On est assez captivé par l’ensemble de la démarche en France et aux Etats-Unis. Comme on annonce la fin prochaine des réserves de pétrole, il est nécessaire de trouver des alternatives. Par conséquent, plus d’une entreprise se lance dans la recherche et développement pour faire du fracking. Il y un peu d’évolution jusqu’au moment où le gouvernement finance les innovations. Quand l’argent ne coule plus à flot, seules les grandes entreprises gardent un service de recherche. En parallèle, des particuliers investissent dans les techniques et les sites. Le savoir-faire s’affine et des brevets sont déposés. La technique évolue assez peu par contre les explorations se répandent. Les conséquences néfastes sont très vite identifiés avec la pollution des sols, des eaux et de l’air.
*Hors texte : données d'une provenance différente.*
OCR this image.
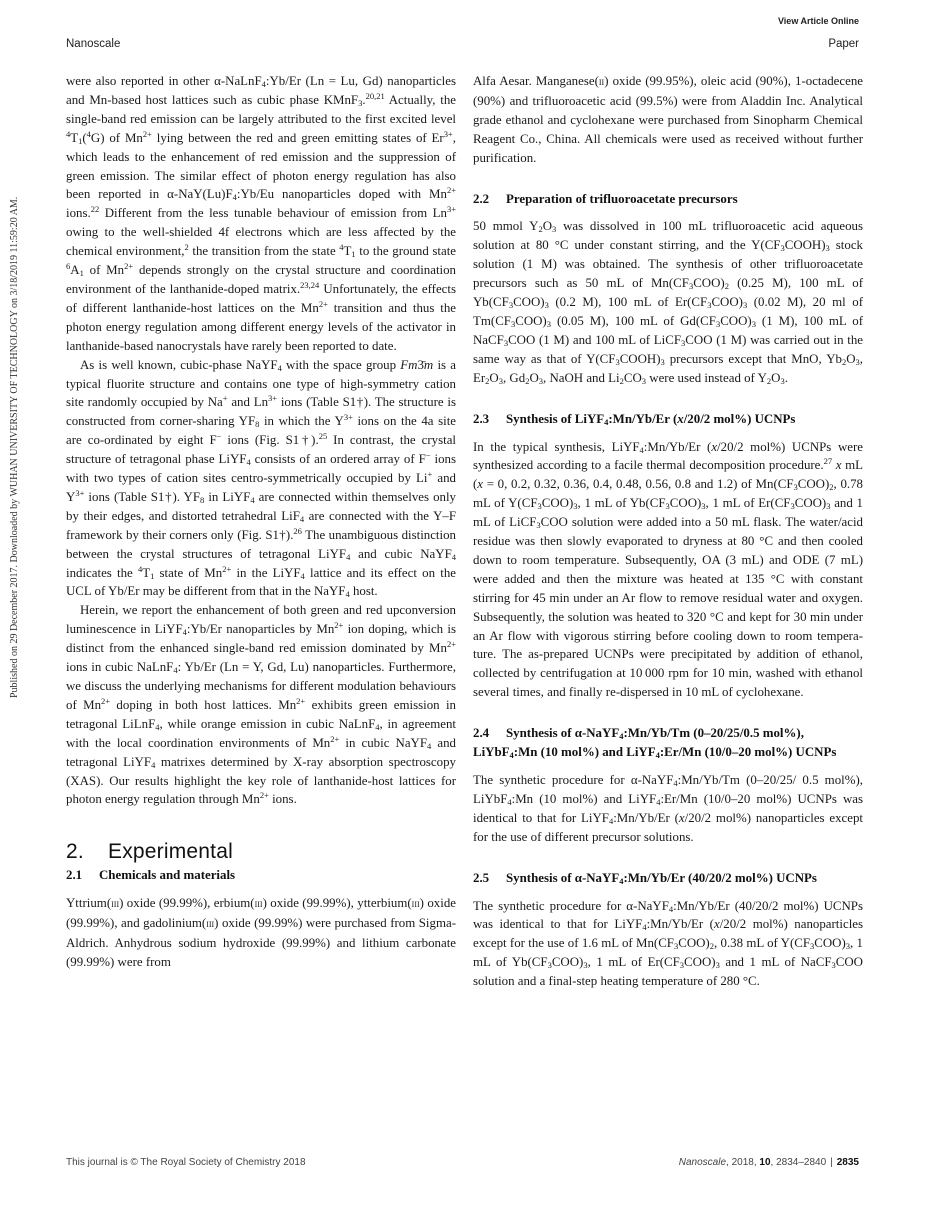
View Article Online
Nanoscale	Paper
Published on 29 December 2017. Downloaded by WUHAN UNIVERSITY OF TECHNOLOGY on 3/18/2019 11:59:20 AM.

were also reported in other α-NaLnF$_4$:Yb/Er (Ln = Lu, Gd) nanoparticles and Mn-based host lattices such as cubic phase KMnF$_3$.$^{20,21}$ Actually, the single-band red emission can be largely attributed to the first excited level $^4T_1(^4G)$ of $Mn^{2+}$ lying between the red and green emitting states of $Er^{3+}$, which leads to the enhancement of red emission and the suppression of green emission. The similar effect of photon energy regulation has also been reported in $\alpha-NaY(Lu)F_4:Yb/Eu$ nanoparticles doped with $Mn^{2+}$ ions.$^{22}$ Different from the less tunable behaviour of emission from $Ln^{3+}$ owing to the well-shielded 4f electrons which are less affected by the chemical environment,$^2$ the transition from the state $^4T_1$ to the ground state $^6A_1$ of $Mn^{2+}$ depends strongly on the crystal structure and coordination environment of the lanthanide-doped matrix.$^{23,24}$ Unfortunately, the effects of different lanthanide-host lattices on the $Mn^{2+}$ transition and thus the photon energy regulation among different energy levels of the activator in lanthanide-based nanocrystals have rarely been reported to date.

As is well known, cubic-phase NaYF$_4$ with the space group Fm3̄m is a typical fluorite structure and contains one type of high-symmetry cation site randomly occupied by Na+ and $Ln^{3+}$ ions (Table S1†). The structure is constructed from corner-sharing $YF_8$ in which the $Y^{3+}$ ions on the 4a site are co-ordinated by eight F− ions (Fig. S1†).$^{25}$ In contrast, the crystal structure of tetragonal phase LiYF$_4$ consists of an ordered array of F− ions with two types of cation sites centro-symmetrically occupied by Li+ and $Y^{3+}$ ions (Table S1†). $YF_8$ in LiYF$_4$ are connected within themselves only by their edges, and distorted tetrahedral LiF$_4$ are connected with the Y–F framework by their corners only (Fig. S1†).$^{26}$ The unambiguous distinction between the crystal structures of tetragonal LiYF$_4$ and cubic NaYF$_4$ indicates the $^4T_1$ state of $Mn^{2+}$ in the LiYF$_4$ lattice and its effect on the UCL of Yb/Er may be different from that in the NaYF$_4$ host.

Herein, we report the enhancement of both green and red upconversion luminescence in LiYF$_4$:Yb/Er nanoparticles by $Mn^{2+}$ ion doping, which is distinct from the enhanced single-band red emission dominated by $Mn^{2+}$ ions in cubic NaLnF$_4$: Yb/Er (Ln = Y, Gd, Lu) nanoparticles. Furthermore, we discuss the underlying mechanisms for different modulation behaviours of $Mn^{2+}$ doping in both host lattices. $Mn^{2+}$ exhibits green emission in tetragonal LiLnF$_4$, while orange emission in cubic NaLnF$_4$, in agreement with the local coordination environments of $Mn^{2+}$ in cubic NaYF$_4$ and tetragonal LiYF$_4$ matrixes determined by X-ray absorption spectroscopy (XAS). Our results highlight the key role of lanthanide-host lattices for photon energy regulation through $Mn^{2+}$ ions.

2. Experimental
2.1 Chemicals and materials

Yttrium(iii) oxide (99.99%), erbium(iii) oxide (99.99%), ytterbium(iii) oxide (99.99%), and gadolinium(iii) oxide (99.99%) were purchased from Sigma-Aldrich. Anhydrous sodium hydroxide (99.99%) and lithium carbonate (99.99%) were from

Alfa Aesar. Manganese(ii) oxide (99.95%), oleic acid (90%), 1-octadecene (90%) and trifluoroacetic acid (99.5%) were from Aladdin Inc. Analytical grade ethanol and cyclohexane were purchased from Sinopharm Chemical Reagent Co., China. All chemicals were used as received without further purification.

2.2 Preparation of trifluoroacetate precursors

50 mmol $Y_2O_3$ was dissolved in 100 mL trifluoroacetic acid aqueous solution at 80 °C under constant stirring, and the $Y(CF_3COOH)_3$ stock solution (1 M) was obtained. The synthesis of other trifluoroacetate precursors such as 50 mL of $Mn(CF_3COO)_2$ (0.25 M), 100 mL of $Yb(CF_3COO)_3$ (0.2 M), 100 mL of $Er(CF_3COO)_3$ (0.02 M), 20 ml of $Tm(CF_3COO)_3$ (0.05 M), 100 mL of $Gd(CF_3COO)_3$ (1 M), 100 mL of NaCF$_3$COO (1 M) and 100 mL of LiCF$_3$COO (1 M) was carried out in the same way as that of $Y(CF_3COOH)_3$ precursors except that MnO, $Yb_2O_3$, $Er_2O_3$, $Gd_2O_3$, NaOH and $Li_2CO_3$ were used instead of $Y_2O_3$.

2.3 Synthesis of LiYF$_4$:Mn/Yb/Er (x/20/2 mol%) UCNPs

In the typical synthesis, LiYF$_4$:Mn/Yb/Er (x/20/2 mol%) UCNPs were synthesized according to a facile thermal decomposition procedure.$^{27}$ x mL (x = 0, 0.2, 0.32, 0.36, 0.4, 0.48, 0.56, 0.8 and 1.2) of $Mn(CF_3COO)_2$, 0.78 mL of $Y(CF_3COO)_3$, 1 mL of $Yb(CF_3COO)_3$, 1 mL of $Er(CF_3COO)_3$ and 1 mL of LiCF$_3$COO solution were added into a 50 mL flask. The water/acid residue was then slowly evaporated to dryness at 80 °C and then cooled down to room temperature. Subsequently, OA (3 mL) and ODE (7 mL) were added and then the mixture was heated at 135 °C with constant stirring for 45 min under an Ar flow to remove residual water and oxygen. Subsequently, the solution was heated to 320 °C and kept for 30 min under an Ar flow with vigorous stirring before cooling down to room temperature. The as-prepared UCNPs were precipitated by addition of ethanol, collected by centrifugation at 10 000 rpm for 10 min, washed with ethanol several times, and finally re-dispersed in 10 mL of cyclohexane.

2.4 Synthesis of α-NaYF$_4$:Mn/Yb/Tm (0–20/25/0.5 mol%), LiYbF$_4$:Mn (10 mol%) and LiYF$_4$:Er/Mn (10/0–20 mol%) UCNPs

The synthetic procedure for α-NaYF$_4$:Mn/Yb/Tm (0–20/25/ 0.5 mol%), LiYbF$_4$:Mn (10 mol%) and LiYF$_4$:Er/Mn (10/0–20 mol%) UCNPs was identical to that for LiYF$_4$:Mn/Yb/Er (x/20/2 mol%) nanoparticles except for the use of different precursor solutions.

2.5 Synthesis of α-NaYF$_4$:Mn/Yb/Er (40/20/2 mol%) UCNPs

The synthetic procedure for α-NaYF$_4$:Mn/Yb/Er (40/20/2 mol%) UCNPs was identical to that for LiYF$_4$:Mn/Yb/Er (x/20/2 mol%) nanoparticles except for the use of 1.6 mL of $Mn(CF_3COO)_2$, 0.38 mL of $Y(CF_3COO)_3$, 1 mL of $Yb(CF_3COO)_3$, 1 mL of $Er(CF_3COO)_3$ and 1 mL of NaCF$_3$COO solution and a final-step heating temperature of 280 °C.

This journal is © The Royal Society of Chemistry 2018	Nanoscale, 2018, 10, 2834–2840 | 2835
Ni les experts des entreprises ni du gouvernements ne trouvent des choses. Puis des études plus poussées permettent de trouver des polluants issus directement des puisements. Aucune action n’est mise en place pour limiter les dégâts. Par contre, il est conseillé de ne pas boire l’eau du robinet et qu’il faut éteindre ces appareils électrodomestiques pendant sa douche. Ce n’est pas négligeable. La matière demande de l’eau et des produits toxiques. Quand le sujet arrive en France pour toujours des alternatives au pétrole et comme énergie verte, le sujet est étouffée. Les politiques font tout pour que les médias ne s’approprient pas la problématique. A nouveau les opposants sont malmenés et considérés comme des rebelles nuisant à la réussite de la nation. Qu’importe si ce n’est qu’une toute petite partie de la population qui va en profiter et que beaucoup vont gagner beaucoup d’argent. Tout ça est très choquant et déprimant. Heureusement qu’il y a des bédéastes audacieux qui utilise leur médium pour partager leur travail et leur inquiétude. Impossible de ne pas avoir envie de voir ou revoir « Gasland ».
Le dessin et la mise en couleur de Daniel Blancou est très réaliste. Il ne se préoccupe pas vraiment des détails des paysages, de demeures… L’important est le contexte et le récit. La collaboration entre les deux bédéastes démontrent concrètement la collusion entre les gouvernements de tous pays et les lobbies industriels, la criminalisation des opposants principalement écologiques, le chantage à l’emploi comme on trouve régulièrement dans tout gros projet et l’indépendance énergétique pour convaincre alors que c’est totalement faux mais rien de tel pour faire barrage aux énergies renouvelables. Difficile de voir un futur plus réjouissant quand au final c’est toujours la loi du plus riche qui gagne.
Un album très complet qui nous incite à voir ce que le gouvernement présente comme une énergie du futur. Communication, manipulation, désinformation, répression suffisent à imposer des systèmes destructeur et peu rentable.